O que você representa
Este último ano também nos fez perceber o que realmente importa para nós, o que valorizamos e o que consideramos precioso. Tive conversas ricas com crianças, jovens e famílias e algumas coisas que ouço muitas vezes são coisas como comunidade, conexões, ser saudável, fazer algo significativo e não apenas por dinheiro, sustentabilidade, espiritualidade, encontrar alegria nas pequenas coisas, contribuir para a sociedade de uma forma ou de outra. Com que ética você deseja alinhar sua vida?
O que você enfrenta
Quando defendemos o que é precioso para nós, também temos que enfrentar as forças que vêm no caminho desses valores. Precisamos de uma tocha especial de resistência para nos ajudar a encontrar luz nos tempos mais sombrios. Precisamos enfrentar as pressões e expectativas que a sociedade neoliberal impõe aos jovens, a cultura da lufa-lufa, a cultura capitalista que fez nosso planeta passar pela crise climática, islamofobia, violações dos direitos humanos, abuso infantil, com base no gênero violência, transfobia, homofobia, casteísmo, classismo, etc. Eu ressoava com a frase da ativista política Angela Davis, eu não estou mais aceitando as coisas que não posso mudar, estou mudando as coisas que não posso aceitar. O que você não está mais aceitando?
Com quem você está
A noção problemática de sobrevivência do mais apto, atribuída erroneamente a Charles Darwin (em vez de Herbert Spencer em The Principles of Biology, 1864), nos faz sentir que a única maneira de sobreviver à pandemia é cuidando de nós mesmos - uma distopia assustadora com um escorregadio inclinação da sobrevivência, e a única maneira de chegar ao topo é empurrando os outros para fora. Na realidade, mais do que a sobrevivência do mais apto, é a sobrevivência do mais gentil que nos ajudou na segunda onda e é nossa única esperança para o futuro. O mesmo grupo de WhatsApp da mamãe para o qual eu costumava revirar os olhos antes era espetacular em pequenos atos de cuidado um com o outro, fazendo de tudo para estender seus recursos de todas as maneiras possíveis para estranhos. Temos que enfrentar as forças que nos dividem e trabalhar juntos para construir uma comunidade de preocupação em nossas escolas, faculdades, espaços espirituais, locais de trabalho para nos restaurarmos lentamente. O que vai te curar? Qual será o coletivo que irá sustentar e ajudar vocês a se apoiarem?

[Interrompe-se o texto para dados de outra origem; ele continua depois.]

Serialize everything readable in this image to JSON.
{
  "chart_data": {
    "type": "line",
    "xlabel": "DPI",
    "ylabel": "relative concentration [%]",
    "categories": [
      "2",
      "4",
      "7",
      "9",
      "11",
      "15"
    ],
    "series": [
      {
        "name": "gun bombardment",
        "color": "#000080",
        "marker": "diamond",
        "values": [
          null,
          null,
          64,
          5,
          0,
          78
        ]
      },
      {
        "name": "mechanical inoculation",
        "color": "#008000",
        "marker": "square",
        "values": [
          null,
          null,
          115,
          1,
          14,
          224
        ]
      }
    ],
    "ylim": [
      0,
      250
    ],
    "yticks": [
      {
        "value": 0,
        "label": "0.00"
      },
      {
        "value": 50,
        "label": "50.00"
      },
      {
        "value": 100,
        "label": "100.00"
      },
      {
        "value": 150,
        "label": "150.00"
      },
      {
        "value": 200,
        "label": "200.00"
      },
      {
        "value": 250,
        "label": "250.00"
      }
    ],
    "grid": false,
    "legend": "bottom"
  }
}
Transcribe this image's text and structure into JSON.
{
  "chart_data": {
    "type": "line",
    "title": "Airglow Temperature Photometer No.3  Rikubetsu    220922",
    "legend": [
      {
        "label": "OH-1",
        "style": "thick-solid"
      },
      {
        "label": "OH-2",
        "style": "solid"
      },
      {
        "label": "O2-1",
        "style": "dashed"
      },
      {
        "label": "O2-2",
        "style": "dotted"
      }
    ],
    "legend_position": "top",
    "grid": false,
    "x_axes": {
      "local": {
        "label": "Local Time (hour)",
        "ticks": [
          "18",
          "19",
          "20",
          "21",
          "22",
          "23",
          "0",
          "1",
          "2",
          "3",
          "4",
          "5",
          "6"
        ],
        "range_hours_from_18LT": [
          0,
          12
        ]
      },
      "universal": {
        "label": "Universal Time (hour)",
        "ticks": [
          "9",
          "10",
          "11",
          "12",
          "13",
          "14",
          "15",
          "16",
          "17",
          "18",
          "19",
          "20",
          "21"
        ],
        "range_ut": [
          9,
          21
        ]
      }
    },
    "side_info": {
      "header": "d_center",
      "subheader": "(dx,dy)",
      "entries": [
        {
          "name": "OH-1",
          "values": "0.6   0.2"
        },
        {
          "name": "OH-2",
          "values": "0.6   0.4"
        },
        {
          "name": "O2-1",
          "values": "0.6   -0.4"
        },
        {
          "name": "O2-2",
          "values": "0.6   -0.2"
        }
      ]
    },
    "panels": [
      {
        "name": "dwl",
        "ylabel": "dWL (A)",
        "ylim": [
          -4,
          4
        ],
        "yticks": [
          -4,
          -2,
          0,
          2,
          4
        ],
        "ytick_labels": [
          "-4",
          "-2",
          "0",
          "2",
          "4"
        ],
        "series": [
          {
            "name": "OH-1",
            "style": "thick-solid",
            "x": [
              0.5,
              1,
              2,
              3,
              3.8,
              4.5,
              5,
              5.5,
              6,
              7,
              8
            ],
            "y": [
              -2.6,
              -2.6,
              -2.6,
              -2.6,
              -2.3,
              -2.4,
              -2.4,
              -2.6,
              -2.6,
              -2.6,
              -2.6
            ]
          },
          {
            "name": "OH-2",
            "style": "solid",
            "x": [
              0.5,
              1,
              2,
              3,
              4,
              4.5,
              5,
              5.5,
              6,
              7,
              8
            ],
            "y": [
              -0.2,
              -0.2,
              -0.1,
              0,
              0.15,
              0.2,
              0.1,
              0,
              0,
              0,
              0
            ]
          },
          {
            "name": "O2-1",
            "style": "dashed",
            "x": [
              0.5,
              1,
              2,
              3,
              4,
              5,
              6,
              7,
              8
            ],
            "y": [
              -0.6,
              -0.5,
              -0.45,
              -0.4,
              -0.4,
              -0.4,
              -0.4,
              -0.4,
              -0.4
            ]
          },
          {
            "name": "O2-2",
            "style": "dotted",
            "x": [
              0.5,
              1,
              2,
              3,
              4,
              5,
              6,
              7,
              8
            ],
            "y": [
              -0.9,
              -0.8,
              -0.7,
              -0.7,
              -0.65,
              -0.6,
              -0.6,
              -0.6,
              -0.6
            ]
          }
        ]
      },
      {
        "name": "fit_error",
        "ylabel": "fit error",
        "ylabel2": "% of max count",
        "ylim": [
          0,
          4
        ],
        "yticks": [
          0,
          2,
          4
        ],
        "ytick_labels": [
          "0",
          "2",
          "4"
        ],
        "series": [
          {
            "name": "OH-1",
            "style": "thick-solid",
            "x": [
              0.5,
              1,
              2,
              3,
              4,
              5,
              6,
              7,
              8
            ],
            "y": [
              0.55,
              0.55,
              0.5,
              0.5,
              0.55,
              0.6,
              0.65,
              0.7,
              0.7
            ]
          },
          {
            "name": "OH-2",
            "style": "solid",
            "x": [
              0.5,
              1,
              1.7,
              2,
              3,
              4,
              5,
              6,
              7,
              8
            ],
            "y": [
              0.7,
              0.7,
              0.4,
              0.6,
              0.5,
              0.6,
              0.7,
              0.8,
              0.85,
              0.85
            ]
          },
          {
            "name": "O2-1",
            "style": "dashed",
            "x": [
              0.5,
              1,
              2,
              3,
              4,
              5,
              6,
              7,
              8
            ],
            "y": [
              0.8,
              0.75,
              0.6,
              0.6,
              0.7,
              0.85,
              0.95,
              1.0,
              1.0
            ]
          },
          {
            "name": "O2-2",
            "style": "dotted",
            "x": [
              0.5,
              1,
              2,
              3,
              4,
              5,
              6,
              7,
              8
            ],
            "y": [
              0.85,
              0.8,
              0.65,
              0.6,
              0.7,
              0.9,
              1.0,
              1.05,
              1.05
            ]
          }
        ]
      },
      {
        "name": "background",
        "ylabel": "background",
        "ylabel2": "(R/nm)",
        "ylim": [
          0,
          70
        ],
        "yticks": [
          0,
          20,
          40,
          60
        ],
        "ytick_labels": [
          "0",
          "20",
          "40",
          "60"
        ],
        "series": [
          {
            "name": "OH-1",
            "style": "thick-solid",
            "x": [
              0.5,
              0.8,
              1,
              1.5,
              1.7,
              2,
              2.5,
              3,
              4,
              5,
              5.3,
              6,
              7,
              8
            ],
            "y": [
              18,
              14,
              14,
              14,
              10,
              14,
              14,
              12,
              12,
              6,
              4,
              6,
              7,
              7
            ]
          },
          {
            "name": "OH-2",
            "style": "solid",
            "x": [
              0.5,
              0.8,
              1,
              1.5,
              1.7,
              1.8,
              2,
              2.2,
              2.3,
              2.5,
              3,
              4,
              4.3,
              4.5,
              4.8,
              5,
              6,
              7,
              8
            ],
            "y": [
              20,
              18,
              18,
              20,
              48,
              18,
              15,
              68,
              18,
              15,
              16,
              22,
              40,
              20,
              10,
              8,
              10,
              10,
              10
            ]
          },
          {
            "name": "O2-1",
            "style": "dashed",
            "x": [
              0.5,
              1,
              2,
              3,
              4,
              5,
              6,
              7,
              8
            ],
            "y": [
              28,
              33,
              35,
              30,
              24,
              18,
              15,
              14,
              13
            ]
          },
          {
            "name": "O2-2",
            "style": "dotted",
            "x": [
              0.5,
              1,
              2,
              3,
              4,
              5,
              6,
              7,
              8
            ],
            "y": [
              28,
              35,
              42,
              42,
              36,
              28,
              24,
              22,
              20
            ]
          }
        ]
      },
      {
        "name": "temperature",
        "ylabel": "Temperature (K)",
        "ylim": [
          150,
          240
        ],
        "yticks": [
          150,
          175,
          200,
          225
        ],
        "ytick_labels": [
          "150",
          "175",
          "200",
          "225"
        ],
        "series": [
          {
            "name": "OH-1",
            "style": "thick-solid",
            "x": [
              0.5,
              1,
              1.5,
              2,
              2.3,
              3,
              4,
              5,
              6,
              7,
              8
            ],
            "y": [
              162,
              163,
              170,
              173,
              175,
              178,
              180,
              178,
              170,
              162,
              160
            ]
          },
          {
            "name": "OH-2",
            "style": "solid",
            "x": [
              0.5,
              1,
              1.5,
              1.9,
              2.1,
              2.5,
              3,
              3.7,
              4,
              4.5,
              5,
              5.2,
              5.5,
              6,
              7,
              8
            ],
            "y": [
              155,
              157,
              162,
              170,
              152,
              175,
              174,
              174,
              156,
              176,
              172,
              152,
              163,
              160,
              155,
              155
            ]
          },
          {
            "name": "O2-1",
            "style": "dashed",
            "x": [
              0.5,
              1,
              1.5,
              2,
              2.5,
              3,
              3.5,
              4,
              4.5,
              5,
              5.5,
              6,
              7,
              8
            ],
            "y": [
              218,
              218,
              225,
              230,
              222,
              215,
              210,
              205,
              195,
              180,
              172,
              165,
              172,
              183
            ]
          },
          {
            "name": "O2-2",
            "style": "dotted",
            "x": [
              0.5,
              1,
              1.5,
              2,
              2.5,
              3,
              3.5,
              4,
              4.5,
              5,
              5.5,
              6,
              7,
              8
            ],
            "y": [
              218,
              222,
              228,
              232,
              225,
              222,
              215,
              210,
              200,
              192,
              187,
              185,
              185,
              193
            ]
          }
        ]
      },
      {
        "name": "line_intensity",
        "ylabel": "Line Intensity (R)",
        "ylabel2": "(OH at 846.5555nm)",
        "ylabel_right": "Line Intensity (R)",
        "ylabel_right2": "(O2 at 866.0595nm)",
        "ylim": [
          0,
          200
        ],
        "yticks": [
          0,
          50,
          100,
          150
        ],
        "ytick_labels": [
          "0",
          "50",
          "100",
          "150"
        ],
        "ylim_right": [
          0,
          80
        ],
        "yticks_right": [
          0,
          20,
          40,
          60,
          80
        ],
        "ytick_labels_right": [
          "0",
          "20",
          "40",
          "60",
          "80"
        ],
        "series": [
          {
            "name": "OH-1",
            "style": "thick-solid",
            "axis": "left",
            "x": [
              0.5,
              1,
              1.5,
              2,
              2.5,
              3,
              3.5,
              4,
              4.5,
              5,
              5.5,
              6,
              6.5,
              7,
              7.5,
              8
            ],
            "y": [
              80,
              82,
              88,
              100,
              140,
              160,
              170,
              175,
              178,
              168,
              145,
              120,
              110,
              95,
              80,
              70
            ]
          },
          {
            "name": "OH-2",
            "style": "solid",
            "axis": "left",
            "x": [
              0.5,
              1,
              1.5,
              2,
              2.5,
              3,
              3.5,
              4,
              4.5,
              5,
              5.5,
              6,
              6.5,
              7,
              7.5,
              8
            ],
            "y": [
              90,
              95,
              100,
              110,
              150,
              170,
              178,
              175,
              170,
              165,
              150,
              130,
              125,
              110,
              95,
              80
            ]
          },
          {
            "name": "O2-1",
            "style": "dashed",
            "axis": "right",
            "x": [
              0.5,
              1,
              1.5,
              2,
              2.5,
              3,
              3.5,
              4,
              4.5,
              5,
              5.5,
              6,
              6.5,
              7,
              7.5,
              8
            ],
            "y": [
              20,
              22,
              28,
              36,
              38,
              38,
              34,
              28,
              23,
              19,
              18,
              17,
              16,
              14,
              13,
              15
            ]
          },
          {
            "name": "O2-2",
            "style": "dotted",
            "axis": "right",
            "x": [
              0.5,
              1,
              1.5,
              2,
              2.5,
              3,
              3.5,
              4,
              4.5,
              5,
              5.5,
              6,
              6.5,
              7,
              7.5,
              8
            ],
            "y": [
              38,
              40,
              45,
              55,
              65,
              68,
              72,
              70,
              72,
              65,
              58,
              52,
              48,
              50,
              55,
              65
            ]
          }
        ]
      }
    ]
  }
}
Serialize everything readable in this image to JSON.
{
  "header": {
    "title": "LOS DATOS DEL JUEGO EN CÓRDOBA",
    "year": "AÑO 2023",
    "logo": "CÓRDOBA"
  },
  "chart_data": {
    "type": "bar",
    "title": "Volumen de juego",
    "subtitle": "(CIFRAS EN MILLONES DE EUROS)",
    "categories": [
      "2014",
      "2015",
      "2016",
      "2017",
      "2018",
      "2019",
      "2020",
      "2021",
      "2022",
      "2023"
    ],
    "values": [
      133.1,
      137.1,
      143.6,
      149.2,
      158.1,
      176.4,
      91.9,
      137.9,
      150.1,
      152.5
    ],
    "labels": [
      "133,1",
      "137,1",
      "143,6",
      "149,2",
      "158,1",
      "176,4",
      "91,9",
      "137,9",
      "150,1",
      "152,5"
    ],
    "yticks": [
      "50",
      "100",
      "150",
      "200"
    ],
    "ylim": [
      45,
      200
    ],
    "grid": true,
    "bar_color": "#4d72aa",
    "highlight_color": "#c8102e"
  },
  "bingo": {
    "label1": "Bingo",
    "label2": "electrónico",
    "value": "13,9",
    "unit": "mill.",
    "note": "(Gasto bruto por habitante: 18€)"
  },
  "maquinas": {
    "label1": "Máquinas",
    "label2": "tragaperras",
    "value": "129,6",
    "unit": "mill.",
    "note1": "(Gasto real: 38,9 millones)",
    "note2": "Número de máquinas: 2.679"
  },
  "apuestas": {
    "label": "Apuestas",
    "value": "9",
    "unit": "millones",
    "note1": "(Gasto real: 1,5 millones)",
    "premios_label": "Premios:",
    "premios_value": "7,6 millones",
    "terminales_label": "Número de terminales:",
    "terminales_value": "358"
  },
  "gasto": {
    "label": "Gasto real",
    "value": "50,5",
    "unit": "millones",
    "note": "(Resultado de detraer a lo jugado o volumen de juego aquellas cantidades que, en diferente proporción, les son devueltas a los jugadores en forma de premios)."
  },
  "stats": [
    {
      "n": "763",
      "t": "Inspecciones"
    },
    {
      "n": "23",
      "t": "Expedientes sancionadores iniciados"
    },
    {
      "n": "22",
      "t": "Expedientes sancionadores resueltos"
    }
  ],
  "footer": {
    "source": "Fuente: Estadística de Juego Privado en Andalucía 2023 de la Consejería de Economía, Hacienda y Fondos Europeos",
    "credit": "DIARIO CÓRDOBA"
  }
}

O que o ajudará a perseverar e sustentar
Às vezes, quando estamos passando por dificuldades, é significativo refletir sobre o que dá à nossa vida um senso de propósito, além de nós mesmos. Pode ser um grande projeto de mudança de vida e de abalar a terra que vai mudar a trajetória do nosso planeta, ou algo realmente pequeno, um pequeno passo micro. Escreva ousadamente em algum lugar ou diga em voz alta para si mesmo.
Um ano de sofrimento gerou turbulência em nossas vidas, e não precisamos de alguém nos dizendo que há luz no fim do túnel. Temos que ser a luz no túnel, não importa o quão frágil e cintilante, e ter fé de que vamos conseguir. Faça da esperança uma prática diária e dê o passo; sua Estrela do Norte está esperando para ser reclamada por você.